On toqua discrètement à la porte et Vetter entra avec une liasse de parchemins.
— Votre Altesse, les hommes ont été envoyés sur les quais du sud, annonça-t-il. Comme vous avez mentionné que l’affaire était assez urgente, je me suis permis de poster des courriers dotés de chevaux rapides en certains points stratégiques, le long du front de mer. Sitôt que quelqu’un aura des nouvelles, l’information devrait nous parvenir en cinq minutes. J’espère que cela permettra d’apaiser un peu l’angoisse de Sa Majesté, ajouta-t-il avec un coup d’œil en direction de Ce’Nedra.
— Sa…, fulmina Silk, puis il se reprit, observa un instant son agent et partit d’un grand éclat de rire. Comment avez-vous découvert la vérité, Vetter ? Je ne vous ai présenté personne.
— Je vous en prie, Votre Altesse, répondit-il d’un air chagrin, vous n’auriez pas confié mon poste à un imbécile, n’est-ce pas ? J’ai conservé certains contacts avec mes anciens collègues de Mal Zeth et je sais plus ou moins qui sont vos hôtes et en quoi consiste votre mission. Vous avez décidé de ne pas y faire allusion, je n’en fais pas une histoire, mais je ne suis tout de même pas payé pour me boucher les yeux et les oreilles.

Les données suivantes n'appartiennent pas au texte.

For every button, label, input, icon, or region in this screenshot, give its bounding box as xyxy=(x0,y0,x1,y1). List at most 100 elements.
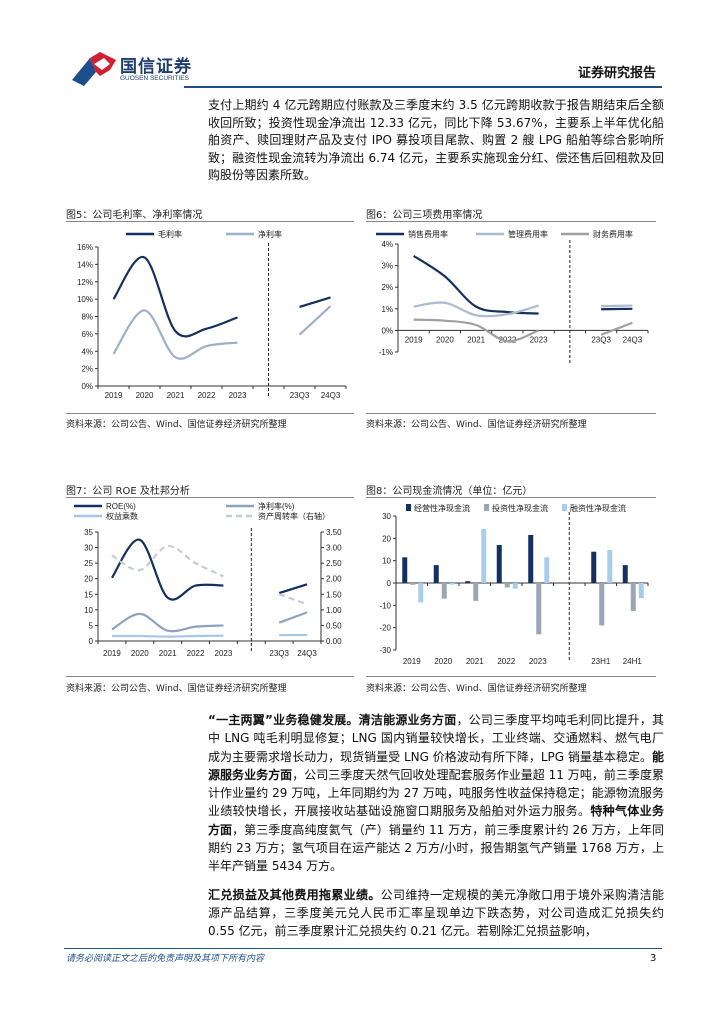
logo-text: 国信证券 xyxy=(120,57,192,77)
x-tick-label: 2023 xyxy=(530,335,548,344)
series-line-quarterly xyxy=(298,305,332,336)
y-tick-label: 2% xyxy=(81,365,93,374)
y-tick-label: 0 xyxy=(89,637,94,646)
y2-tick-label: 0.50 xyxy=(326,621,342,630)
x-tick-label: 2022 xyxy=(497,657,515,666)
x-tick-label: 2020 xyxy=(131,649,149,658)
guosen-logo: 国信证券 GUOSEN SECURITIES xyxy=(70,50,200,86)
bar-2023 xyxy=(528,534,534,583)
bar-2020 xyxy=(449,583,455,585)
figure7-chart: 0 5 10 15 20 25 30 35 0.00 0.50 1.00 1.50 2.00 2.50 3.… xyxy=(74,501,342,658)
figure5-source: 资料来源：公司公告、Wind、国信证券经济研究所整理 xyxy=(66,420,287,430)
y-tick-label: 3% xyxy=(381,262,393,271)
bar-2020 xyxy=(441,583,447,599)
bar-2022 xyxy=(504,583,510,588)
series-line-quarterly xyxy=(278,611,308,624)
cashflow-paragraph: 支付上期约 4 亿元跨期应付账款及三季度末约 3.5 亿元跨期收款于报告期结束后… xyxy=(208,98,664,182)
divider xyxy=(66,497,354,498)
divider xyxy=(366,676,656,677)
divider xyxy=(366,497,656,498)
y-tick-label: -10 xyxy=(379,601,391,610)
y2-tick-label: 1.50 xyxy=(326,590,342,599)
figure8-chart: -30 -20 -10 0 10 20 30 2019 2020 2021 2022 2023 23H1… xyxy=(379,503,649,666)
bar-23H1 xyxy=(607,549,613,583)
series-line-annual xyxy=(111,612,224,633)
x-tick-label: 2019 xyxy=(403,657,421,666)
series-line-quarterly xyxy=(601,304,633,308)
legend-swatch xyxy=(562,504,567,511)
text: ，公司三季度平均吨毛利同比提升，其中 LNG 吨毛利明显修复；LNG 国内销量较… xyxy=(208,713,664,764)
bar-2023 xyxy=(536,583,542,635)
series-line-annual xyxy=(413,254,539,315)
header-divider xyxy=(184,86,662,88)
figure5-chart: 0% 2% 4% 6% 8% 10% 12% 14% 16% 2019 2020 2021 2022 20… xyxy=(77,229,347,400)
bar-2021 xyxy=(481,528,487,583)
y-tick-label: 5 xyxy=(89,621,94,630)
x-tick-label: 2021 xyxy=(466,657,484,666)
series-line-quarterly xyxy=(299,296,331,308)
divider xyxy=(366,221,656,222)
y-tick-label: 4% xyxy=(81,347,93,356)
footer-divider xyxy=(64,948,662,949)
legend-label: 融资性净现金流 xyxy=(570,503,626,513)
y-tick-label: 25 xyxy=(84,559,93,568)
x-tick-label: 2020 xyxy=(434,657,452,666)
y-tick-label: 10 xyxy=(84,606,93,615)
bold-lead: 汇兑损益及其他费用拖累业绩。 xyxy=(208,887,381,902)
legend-label: 净利率 xyxy=(258,229,282,239)
figure7-title: 图7：公司 ROE 及杜邦分析 xyxy=(66,486,190,497)
y-tick-label: 14% xyxy=(77,260,93,269)
x-tick-label: 2023 xyxy=(229,391,247,400)
series-line-annual xyxy=(111,538,224,601)
y-tick-label: 30 xyxy=(84,544,93,553)
figure7-source: 资料来源：公司公告、Wind、国信证券经济研究所整理 xyxy=(66,684,287,694)
bar-24H1 xyxy=(630,583,636,611)
y-tick-label: 6% xyxy=(81,330,93,339)
legend-swatch xyxy=(484,504,489,511)
bar-23H1 xyxy=(591,551,597,583)
footer-disclaimer: 请务必阅读正文之后的免责声明及其项下所有内容 xyxy=(66,954,265,964)
fx-paragraph: 汇兑损益及其他费用拖累业绩。公司维持一定规模的美元净敞口用于境外采购清洁能源产品… xyxy=(208,886,664,941)
y-tick-label: -20 xyxy=(379,624,391,633)
legend-label: ROE(%) xyxy=(106,502,136,511)
bold-lead: “一主两翼”业务稳健发展。清洁能源业务方面 xyxy=(208,713,457,727)
x-tick-label: 2019 xyxy=(103,649,121,658)
x-tick-label: 24Q3 xyxy=(297,649,317,658)
y-tick-label: 10 xyxy=(382,557,391,566)
bar-24H1 xyxy=(622,565,628,583)
x-tick-label: 23H1 xyxy=(591,657,611,666)
divider xyxy=(66,676,354,677)
logo-subtext: GUOSEN SECURITIES xyxy=(120,75,189,82)
series-line-quarterly xyxy=(278,583,308,595)
divider xyxy=(66,413,354,414)
bold-lead: 能源服务业务方面 xyxy=(208,749,664,782)
x-tick-label: 23Q3 xyxy=(591,335,611,344)
bar-2021 xyxy=(465,581,471,583)
page-number: 3 xyxy=(650,953,657,964)
series-line-annual xyxy=(413,318,540,343)
bar-2023 xyxy=(544,557,550,583)
y-tick-label: 30 xyxy=(382,512,391,521)
figure5-title: 图5：公司毛利率、净利率情况 xyxy=(66,210,203,221)
y2-tick-label: 2.50 xyxy=(326,559,342,568)
y-tick-label: 0 xyxy=(387,579,392,588)
y2-tick-label: 0.00 xyxy=(326,637,342,646)
x-tick-label: 23Q3 xyxy=(269,649,289,658)
series-line-quarterly xyxy=(278,593,308,606)
x-tick-label: 2020 xyxy=(436,335,454,344)
bar-23H1 xyxy=(599,583,605,626)
x-tick-label: 2019 xyxy=(405,335,423,344)
x-tick-label: 2021 xyxy=(159,649,177,658)
legend-swatch xyxy=(406,504,411,511)
x-tick-label: 2023 xyxy=(529,657,547,666)
y2-tick-label: 3.50 xyxy=(326,528,342,537)
text: 公司维持一定规模的美元净敞口用于境外采购清洁能源产品结算，三季度美元兑人民币汇率… xyxy=(208,887,664,939)
y-tick-label: 12% xyxy=(77,278,93,287)
x-tick-label: 24H1 xyxy=(623,657,643,666)
x-tick-label: 24Q3 xyxy=(623,335,643,344)
business-paragraph: “一主两翼”业务稳健发展。清洁能源业务方面，公司三季度平均吨毛利同比提升，其中 … xyxy=(208,711,664,876)
y-tick-label: 35 xyxy=(84,528,93,537)
bar-2022 xyxy=(496,545,502,583)
x-tick-label: 24Q3 xyxy=(321,391,341,400)
x-tick-label: 2020 xyxy=(136,391,154,400)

— J’adore ces Melcènes. Pas vous ? souffla Velvet à Sadi.
Mais l’eunuque regardait déjà Vetter avec intérêt.
— Dans l’hypothèse où je parviendrais un jour à lever le malentendu qui m’oppose à ma souveraine, commença-t-il avec doigté, il se pourrait que je sois amené à vous faire part de certaines opportunités de carrière au palais de Sthiss Tor.
— Sadi ! hoqueta Silk, les yeux exorbités, et tous crurent qu’il allait s’étrangler.
— Les affaires sont les affaires, Prince Kheldar, commenta le Nyissien d’une voix rigoureusement atone.
— Votre Altesse, reprit Vetter avec un imperceptible sourire, je vous ai apporté quelques pièces à signer. Je me suis dit que vous pourriez peut-être y jeter un coup d’œil en attendant.
Il lui tendit la pile de parchemins.
— Après tout, ça m’occupera, acquiesça Silk avec un soupir résigné.
— Vous nous ferez gagner beaucoup de temps, Votre Altesse. Les choses mettent parfois un certain temps à vous parvenir.
— Je ne vois là que des affaires courantes, remarqua le petit Drasnien en parcourant rapidement les documents. Vous n’avez rien de particulier à me signaler ?
— La maison est surveillée, Votre Altesse. Par des agents de Rolla. Tout porte à croire qu’ils tenteront de vous suivre lorsque vous ressortirez.
— Je l’avais oublié, celui-là, fit Silk en se rembrunissant. Vous voyez un moyen de les en empêcher ?
— Je devrais, Votre Altesse, être en mesure de vous rendre ce petit service.
— Tâchez de ne pas y aller trop fort. Le roi de Riva, ici présent, réprouve les effusions de sang, précisa-t-il en regardant Garion avec un sourire impudent.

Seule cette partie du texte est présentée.